26 September 2019

Big names



Bad Plus is a pretty big name and Blue Note definitely is. I got to Blue Note Milan (there’s a string of them now) to hear Ethan Iverson and trio, Ethan being the ex-pianist of Bad Plus. It almost turned out a failure. I’d booked from Canberra but then a family event almost interfered, but I made it. I had tried to change to the late show but that had been cancelled. The 9pm show was busy but not full. I was alone so it’s easier, but I managed virtually a front row seat. It was interesting to watch EI’s gentle, mellifluous hands and his various easy harmonic inventions. I liked that. Also bassist Joe Sander’s deliriously quick fills very so often right up the neck, and his singing solos and his otherwise solid walks.
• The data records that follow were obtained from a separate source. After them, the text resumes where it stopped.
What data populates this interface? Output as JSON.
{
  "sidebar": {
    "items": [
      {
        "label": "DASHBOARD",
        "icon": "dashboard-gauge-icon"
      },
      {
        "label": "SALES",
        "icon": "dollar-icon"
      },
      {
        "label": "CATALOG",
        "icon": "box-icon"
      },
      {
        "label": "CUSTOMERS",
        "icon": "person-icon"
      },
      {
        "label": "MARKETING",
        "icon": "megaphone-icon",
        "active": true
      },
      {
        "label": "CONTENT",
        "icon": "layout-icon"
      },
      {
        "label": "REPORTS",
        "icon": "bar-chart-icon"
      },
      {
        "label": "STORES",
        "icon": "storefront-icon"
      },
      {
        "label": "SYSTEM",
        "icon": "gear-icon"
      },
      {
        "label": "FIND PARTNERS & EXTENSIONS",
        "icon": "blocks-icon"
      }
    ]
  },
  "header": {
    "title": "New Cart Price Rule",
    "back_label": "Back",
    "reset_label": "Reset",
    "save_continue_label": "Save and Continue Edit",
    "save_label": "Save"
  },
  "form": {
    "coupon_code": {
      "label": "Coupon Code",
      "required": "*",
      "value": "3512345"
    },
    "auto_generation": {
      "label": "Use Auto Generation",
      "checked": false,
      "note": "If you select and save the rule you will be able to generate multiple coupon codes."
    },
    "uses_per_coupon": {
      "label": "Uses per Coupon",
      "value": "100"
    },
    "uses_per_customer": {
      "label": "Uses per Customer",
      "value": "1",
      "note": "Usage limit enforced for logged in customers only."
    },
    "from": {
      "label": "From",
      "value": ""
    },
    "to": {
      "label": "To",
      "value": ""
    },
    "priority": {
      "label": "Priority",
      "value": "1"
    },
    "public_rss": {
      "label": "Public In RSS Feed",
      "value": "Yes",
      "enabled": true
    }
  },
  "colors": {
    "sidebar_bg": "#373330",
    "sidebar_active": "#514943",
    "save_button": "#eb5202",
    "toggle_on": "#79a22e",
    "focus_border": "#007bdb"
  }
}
He has a lovely, interesting melodic and sequenced take on walks, obvious especially when they jammed a blues in F#, the key called by a young bassist sitting at my table at an audience invitation. Drums seemed fairly prosaic in this context although he’d played with the biggest names, not least several years with Brad Mehldau. But thinking further I felt a sense of time warp here. There was fluent harmonic interest and firm walks but I thought a lack of that rhythmic concern that’s been such an element of contemporary jazz. And the covers are not Nirvana now but Diz and Duke. Otherwise, all the band wrote tunes, perhaps riddlingly complex heads and driving walks or secret sambas or a floating dissonance or that improv blues. I was admiring of some very nice playing but a little non-plussed. Maybe it’s the day and the rush to get there. It wasn’t the beer; that was OK. So, nice playing and a genuine touch of NYC (they had left only that morning, early) but just not quite doing it for me this night even if the students on my table were ecstatic.

Ethan Iverson (piano) led a trio with Joe Sanders (bass) and Jorge Rossy (drums) at Blue Notes Milan.